Malaysia says Kuala Lumpur airport safe, no trace of deadly VX nerve agent after Kim murder
Malaysian police have completed a sweep of the airport terminal where the exiled half-brother of North Korea’s leader was attacked and say they found no trace of the nerve agent that was suspected to have been used to kill him.
Senior police official Abdul Samah Mat, who is leading the investigation, declared the budget terminal at Kuala Lumpur’s airport a “safe zone” after the sweep detected no hazardous material. More than a dozen officers in protective gear conducted the two-hour sweep early Sunday.
The investigation has unleashed a serious diplomatic fight between Malaysia and North Korea, a prime suspect in the February 13 killing of Kim Jong-nam. Friday’s revelation by Malaysian police that the banned chemical weapon VX nerve agent was used to kill Kim raised the stakes significantly in a case that has broad geopolitical implications.

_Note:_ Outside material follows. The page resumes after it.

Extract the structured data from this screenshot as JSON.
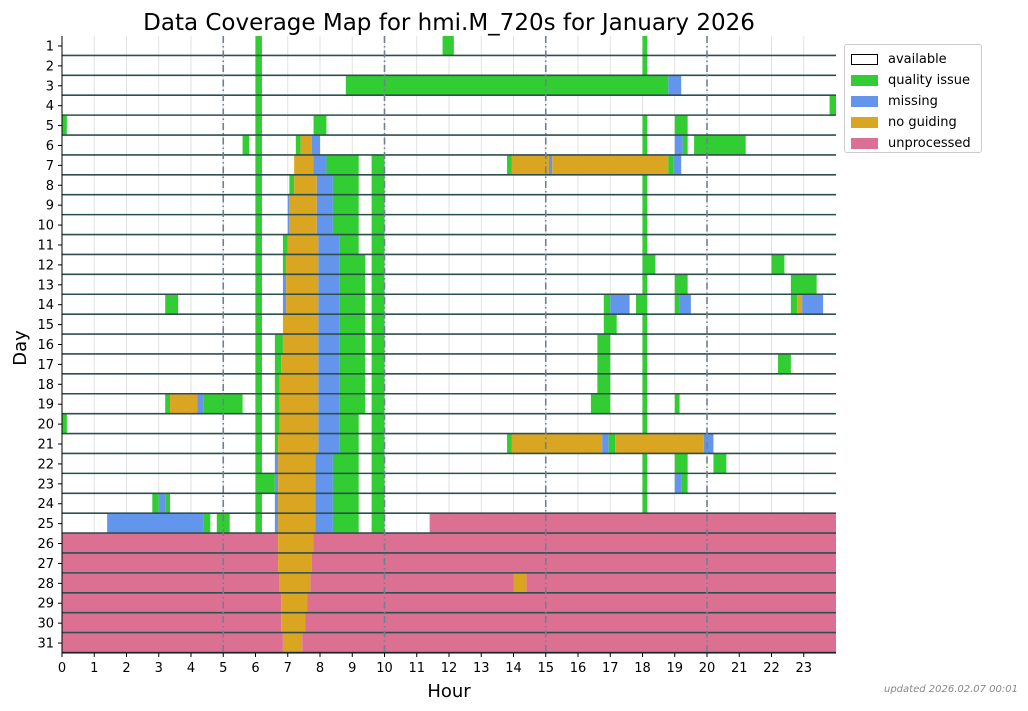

Two women are seen shoving something into Kim’s face in leaked CCTV airport footage. The 45-year-old later suffered a seizure and died before he reached hospital.
Large sections of the terminal’s departures hall were cordoned off with police tape in preparation for a 75-minute sweep for traces of the highly potent toxin as a few curious onlookers watched.
Authorities said two female toilets and other relevant areas were checked in the terminal.
Student Hariz Syafiq, 21, who was due to take a domestic flight later, said: “Yes, I’m worried a bit. Why didn’t they quarantine the airport?”
The sweep involved officers from the police’s chemical, biological, radiological and nuclear teams, as well as the fire department’s hazardous materials unit and the government’s atomic energy board.
Abdul Samah said the budget terminal was “free from any form of contamination of hazardous material.”